Attachments from scam emails often contain a hideous thing called Malware. You won't know it's Malware of course; it will be labelled something innocuous and while you're enjoying maybe a witty message sent with the email, or looking at a salacious picture of a misbehaving celebrity, the Malware will act as a Trojan Horse and bury itself deep within your computer files.
And this is no joke; just like Sc-Fi films that have worms burying themselves deep in a person's brain and taking that person over (the latest example being on Spider Man 3), the computer Malware Virus will start to take control of your computer.
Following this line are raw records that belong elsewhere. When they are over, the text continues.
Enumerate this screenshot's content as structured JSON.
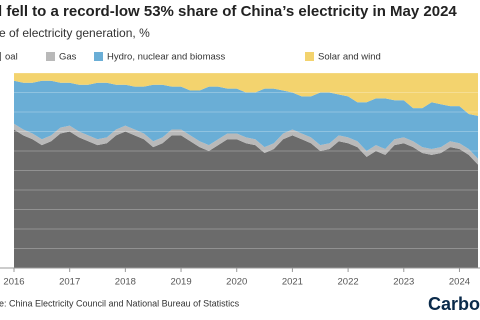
{
  "chart_data": {
    "type": "stacked-area",
    "title": "l fell to a record-low 53% share of China’s electricity in May 2024",
    "subtitle": "e of electricity generation, %",
    "source": "e: China Electricity Council and National Bureau of Statistics",
    "logo": "CarbonB",
    "x": [
      2016,
      2016.167,
      2016.333,
      2016.5,
      2016.667,
      2016.833,
      2017,
      2017.167,
      2017.333,
      2017.5,
      2017.667,
      2017.833,
      2018,
      2018.167,
      2018.333,
      2018.5,
      2018.667,
      2018.833,
      2019,
      2019.167,
      2019.333,
      2019.5,
      2019.667,
      2019.833,
      2020,
      2020.167,
      2020.333,
      2020.5,
      2020.667,
      2020.833,
      2021,
      2021.167,
      2021.333,
      2021.5,
      2021.667,
      2021.833,
      2022,
      2022.167,
      2022.333,
      2022.5,
      2022.667,
      2022.833,
      2023,
      2023.167,
      2023.333,
      2023.5,
      2023.667,
      2023.833,
      2024,
      2024.167,
      2024.333
    ],
    "xlim": [
      2016,
      2024.333
    ],
    "xticks": [
      2016,
      2017,
      2018,
      2019,
      2020,
      2021,
      2022,
      2023,
      2024
    ],
    "ylim": [
      0,
      100
    ],
    "yticks": [
      0,
      10,
      20,
      30,
      40,
      50,
      60,
      70,
      80,
      90,
      100
    ],
    "grid": true,
    "series": [
      {
        "name": "oal",
        "color": "#6b6b6b",
        "values": [
          71,
          68,
          66,
          63,
          65,
          69,
          70,
          67,
          65,
          63,
          64,
          68,
          70,
          68,
          66,
          62,
          64,
          68,
          68,
          65,
          62,
          60,
          63,
          66,
          66,
          64,
          63,
          59,
          61,
          66,
          68,
          66,
          64,
          60,
          61,
          65,
          64,
          62,
          57,
          60,
          58,
          63,
          64,
          62,
          59,
          58,
          59,
          62,
          61,
          58,
          53
        ]
      },
      {
        "name": "Gas",
        "color": "#b9b9b9",
        "values": [
          3,
          3,
          3,
          3,
          3,
          3,
          3,
          3,
          3,
          3,
          3,
          3,
          3,
          3,
          3,
          3,
          3,
          3,
          3,
          3,
          3,
          3,
          3,
          3,
          3,
          3,
          3,
          3,
          3,
          3,
          3,
          3,
          3,
          3,
          3,
          3,
          3,
          3,
          3,
          3,
          3,
          3,
          3,
          3,
          3,
          3,
          3,
          3,
          3,
          3,
          3
        ]
      },
      {
        "name": "Hydro, nuclear and biomass",
        "color": "#6aaed6",
        "values": [
          22,
          24,
          26,
          30,
          28,
          23,
          22,
          24,
          26,
          29,
          28,
          23,
          21,
          22,
          24,
          29,
          27,
          22,
          22,
          23,
          26,
          30,
          27,
          23,
          23,
          23,
          24,
          30,
          28,
          22,
          19,
          19,
          21,
          27,
          26,
          21,
          21,
          20,
          25,
          24,
          26,
          20,
          19,
          17,
          20,
          24,
          22,
          18,
          19,
          18,
          22
        ]
      },
      {
        "name": "Solar and wind",
        "color": "#f3d36e",
        "values": [
          4,
          5,
          5,
          4,
          4,
          5,
          5,
          6,
          6,
          5,
          5,
          6,
          6,
          7,
          7,
          6,
          6,
          7,
          7,
          9,
          9,
          7,
          7,
          8,
          8,
          10,
          10,
          8,
          8,
          9,
          10,
          12,
          12,
          10,
          10,
          11,
          12,
          15,
          15,
          13,
          13,
          14,
          14,
          18,
          18,
          15,
          16,
          17,
          17,
          21,
          22
        ]
      }
    ]
  }
}
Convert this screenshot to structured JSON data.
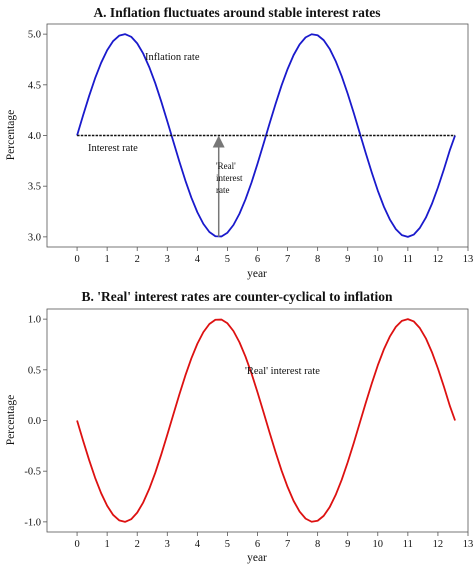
{
  "chart_data": [
    {
      "type": "line",
      "title": "A. Inflation fluctuates around stable interest rates",
      "xlabel": "year",
      "ylabel": "Percentage",
      "xlim": [
        -1,
        13
      ],
      "ylim": [
        2.9,
        5.1
      ],
      "x_ticks": [
        "0",
        "1",
        "2",
        "3",
        "4",
        "5",
        "6",
        "7",
        "8",
        "9",
        "10",
        "11",
        "12",
        "13"
      ],
      "y_ticks": [
        "3.0",
        "3.5",
        "4.0",
        "4.5",
        "5.0"
      ],
      "x": [
        0.0,
        0.2,
        0.4,
        0.6,
        0.8,
        1.0,
        1.2,
        1.4,
        1.6,
        1.8,
        2.0,
        2.2,
        2.4,
        2.6,
        2.8,
        3.0,
        3.2,
        3.4,
        3.6,
        3.8,
        4.0,
        4.2,
        4.4,
        4.6,
        4.8,
        5.0,
        5.2,
        5.4,
        5.6,
        5.8,
        6.0,
        6.2,
        6.4,
        6.6,
        6.8,
        7.0,
        7.2,
        7.4,
        7.6,
        7.8,
        8.0,
        8.2,
        8.4,
        8.6,
        8.8,
        9.0,
        9.2,
        9.4,
        9.6,
        9.8,
        10.0,
        10.2,
        10.4,
        10.6,
        10.8,
        11.0,
        11.2,
        11.4,
        11.6,
        11.8,
        12.0,
        12.2,
        12.4,
        12.57
      ],
      "series": [
        {
          "name": "Inflation rate",
          "color": "#1a1acc",
          "values": [
            4.0,
            4.199,
            4.389,
            4.565,
            4.717,
            4.841,
            4.932,
            4.985,
            5.0,
            4.974,
            4.909,
            4.808,
            4.675,
            4.516,
            4.335,
            4.141,
            3.942,
            3.745,
            3.557,
            3.388,
            3.243,
            3.128,
            3.048,
            3.006,
            3.004,
            3.041,
            3.117,
            3.228,
            3.369,
            3.535,
            3.721,
            3.917,
            4.117,
            4.311,
            4.494,
            4.655,
            4.793,
            4.898,
            4.968,
            4.999,
            4.989,
            4.941,
            4.855,
            4.734,
            4.585,
            4.412,
            4.223,
            4.025,
            3.826,
            3.635,
            3.456,
            3.3,
            3.172,
            3.076,
            3.017,
            3.0,
            3.023,
            3.089,
            3.19,
            3.325,
            3.487,
            3.667,
            3.859,
            4.0
          ]
        },
        {
          "name": "Interest rate",
          "color": "#111111",
          "values": [
            4.0,
            4.0,
            4.0,
            4.0,
            4.0,
            4.0,
            4.0,
            4.0,
            4.0,
            4.0,
            4.0,
            4.0,
            4.0,
            4.0,
            4.0,
            4.0,
            4.0,
            4.0,
            4.0,
            4.0,
            4.0,
            4.0,
            4.0,
            4.0,
            4.0,
            4.0,
            4.0,
            4.0,
            4.0,
            4.0,
            4.0,
            4.0,
            4.0,
            4.0,
            4.0,
            4.0,
            4.0,
            4.0,
            4.0,
            4.0,
            4.0,
            4.0,
            4.0,
            4.0,
            4.0,
            4.0,
            4.0,
            4.0,
            4.0,
            4.0,
            4.0,
            4.0,
            4.0,
            4.0,
            4.0,
            4.0,
            4.0,
            4.0,
            4.0,
            4.0,
            4.0,
            4.0,
            4.0,
            4.0
          ]
        }
      ],
      "annotations": {
        "inflation_label": "Inflation rate",
        "interest_label": "Interest rate",
        "real_label_lines": [
          "'Real'",
          "interest",
          "rate"
        ],
        "arrow": {
          "x": 4.71,
          "from": 3.0,
          "to": 4.0
        }
      }
    },
    {
      "type": "line",
      "title": "B. 'Real' interest rates are counter-cyclical to inflation",
      "xlabel": "year",
      "ylabel": "Percentage",
      "xlim": [
        -1,
        13
      ],
      "ylim": [
        -1.1,
        1.1
      ],
      "x_ticks": [
        "0",
        "1",
        "2",
        "3",
        "4",
        "5",
        "6",
        "7",
        "8",
        "9",
        "10",
        "11",
        "12",
        "13"
      ],
      "y_ticks": [
        "-1.0",
        "-0.5",
        "0.0",
        "0.5",
        "1.0"
      ],
      "x": [
        0.0,
        0.2,
        0.4,
        0.6,
        0.8,
        1.0,
        1.2,
        1.4,
        1.6,
        1.8,
        2.0,
        2.2,
        2.4,
        2.6,
        2.8,
        3.0,
        3.2,
        3.4,
        3.6,
        3.8,
        4.0,
        4.2,
        4.4,
        4.6,
        4.8,
        5.0,
        5.2,
        5.4,
        5.6,
        5.8,
        6.0,
        6.2,
        6.4,
        6.6,
        6.8,
        7.0,
        7.2,
        7.4,
        7.6,
        7.8,
        8.0,
        8.2,
        8.4,
        8.6,
        8.8,
        9.0,
        9.2,
        9.4,
        9.6,
        9.8,
        10.0,
        10.2,
        10.4,
        10.6,
        10.8,
        11.0,
        11.2,
        11.4,
        11.6,
        11.8,
        12.0,
        12.2,
        12.4,
        12.57
      ],
      "series": [
        {
          "name": "'Real' interest rate",
          "color": "#dd1111",
          "values": [
            0.0,
            -0.199,
            -0.389,
            -0.565,
            -0.717,
            -0.841,
            -0.932,
            -0.985,
            -1.0,
            -0.974,
            -0.909,
            -0.808,
            -0.675,
            -0.516,
            -0.335,
            -0.141,
            0.058,
            0.255,
            0.443,
            0.612,
            0.757,
            0.872,
            0.952,
            0.994,
            0.996,
            0.959,
            0.883,
            0.772,
            0.631,
            0.465,
            0.279,
            0.083,
            -0.117,
            -0.311,
            -0.494,
            -0.655,
            -0.793,
            -0.898,
            -0.968,
            -0.999,
            -0.989,
            -0.941,
            -0.855,
            -0.734,
            -0.585,
            -0.412,
            -0.223,
            -0.025,
            0.174,
            0.365,
            0.544,
            0.7,
            0.828,
            0.924,
            0.983,
            1.0,
            0.977,
            0.911,
            0.81,
            0.675,
            0.513,
            0.333,
            0.141,
            0.0
          ]
        }
      ],
      "annotations": {
        "real_label": "'Real' interest rate"
      }
    }
  ]
}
And what it's very good at is communicating with the 'mother ship'; in effect, its creator, and when activated, its favourite past time will be to send your personal information - especially your bank details - to criminals who will try to steal your identity and maybe drain your bank account without you even being aware of their existence, until you get a call from your bank.
Scammers are very creative people, so be aware that the con is constantly changing its approach, but each attempt is basically the same, to extract from you information, or monies.
So when you get a dubious email - and you'll get lots in the course of a week - you should place it in a spam folder and then either 'Google' the basic details (to find out what other people think of it) and if worthy of someone's attention (say maybe it has a new, novel approach), send it to your ISP, or appropriate web-site.
You can either forward the email in its entirety, or read how the web-site you've chosen would like the email sent. Most have automated systems which cope with incoming emails in a certain way, so it's always best to check.
Fingers crossed, one day everyone will become as suspicious as you and then, maybe, cyber space might rid itself of the time-wasting and aggressive spam emails.